I could paint this book as a clear-cut triumph for women’s naval history, but doing so would not accurately capture the nuanced sentiment of the final chapter, “SITREP”—my favorite in the 200 pages. As one of the 20 most senior women in the Navy’s submarine force, I viscerally understand the fundamental human dynamic underpinning women’s continued integration: respect. Goguen explores how the modern notions of respect for women permeate ongoing debates on selective service, the prevention of and response to sexual assault, and the integration of my beloved submarine community.
The tightrope walk between inclusion and marginalization—whether intended or inadvertent—is both timeless and endless.
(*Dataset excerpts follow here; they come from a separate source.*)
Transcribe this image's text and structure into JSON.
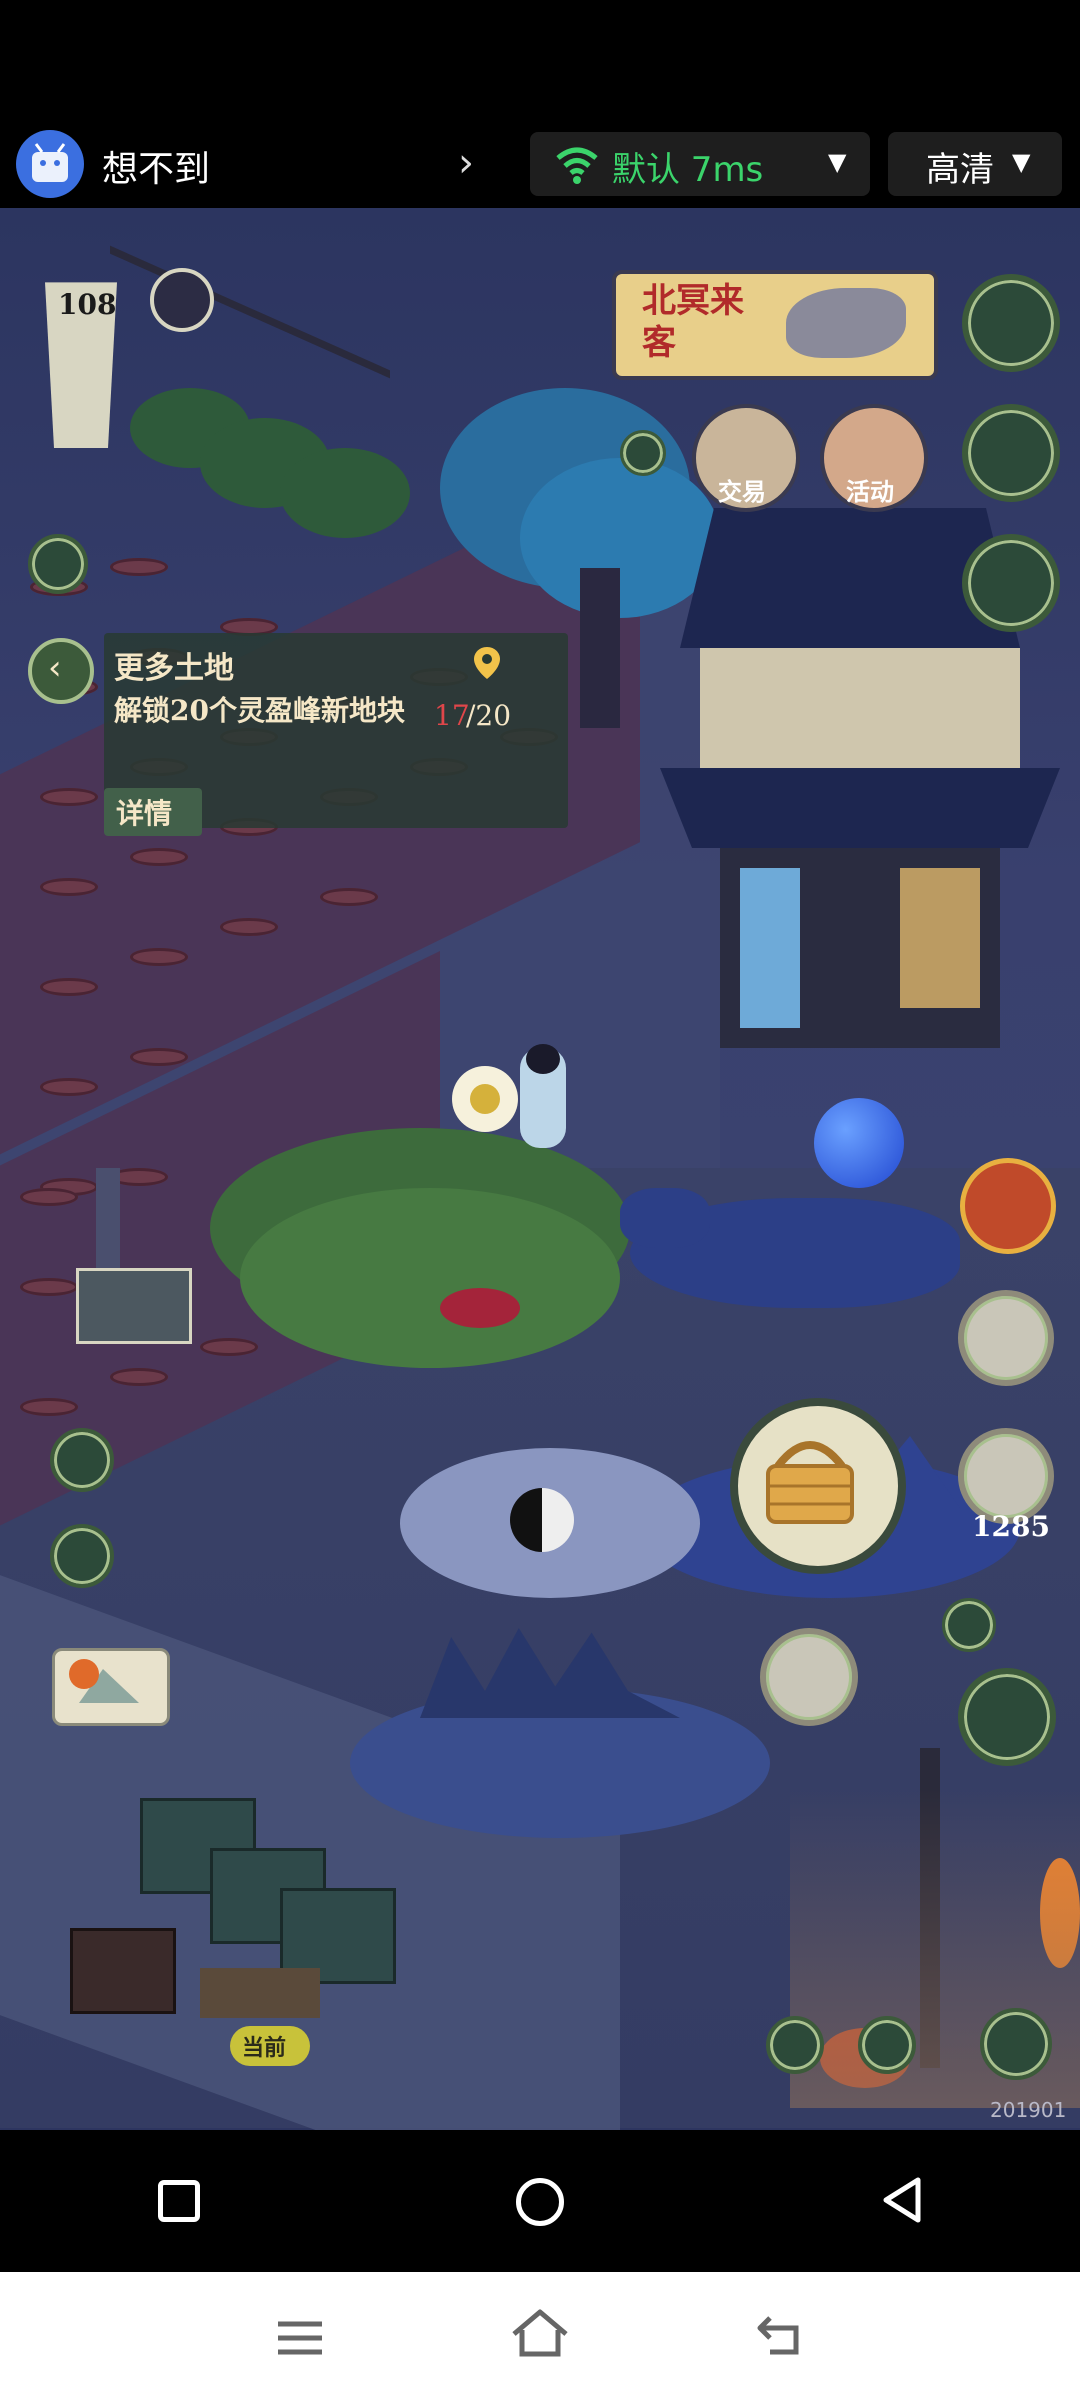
{
  "app": {
    "title": "想不到",
    "network_label": "默认 7ms",
    "quality_label": "高清"
  },
  "game": {
    "level": "108",
    "event_banner": "北冥来客",
    "buttons": {
      "trade": "交易",
      "activity": "活动"
    },
    "quest": {
      "title": "更多土地",
      "description": "解锁20个灵盈峰新地块",
      "progress_current": "17",
      "progress_total": "/20",
      "detail_label": "详情"
    },
    "currency_count": "1285",
    "current_marker": "当前",
    "watermark": "201901"
  },
  "colors": {
    "accent_green": "#3bd46b",
    "panel_bg": "#283a32",
    "progress_red": "#e0464a"
  },
  "icons": {
    "app_icon": "android-icon",
    "wifi": "wifi-icon",
    "nav": [
      "square-icon",
      "circle-icon",
      "back-triangle-icon"
    ],
    "nav2": [
      "menu-icon",
      "home-icon",
      "return-icon"
    ]
  }
}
Early in the book, Goguen explains this by describing the relationship between CNO Zumwalt and his Assistant Chief of Naval Personnel for Women, Captain Robin Quigley: “While they shared a common goal to advance the interest of Navy women . . . Quigley focused on maintaining the integrity of the institutional process, and Zumwalt focused on quick results to be responsive to the demands of his civilian overseers.” Disruption over the past 100 years has counterintuitively stabilized both women’s roles in the Navy and the Navy itself, and the women who comprise 20 percent of the service today—and their allies—should embrace this tactful charge with Goguen’s lessons at hand.
Lieutenant Commander Howard is navigator and operations officer on board the USS New Jersey (SSN-796). Following graduation from the U.S. Naval Academy in 2015, she was a Marshall Scholar at the University of Oxford and King’s College London and a division officer on board the USS Ohio (SSGN-726/Blue).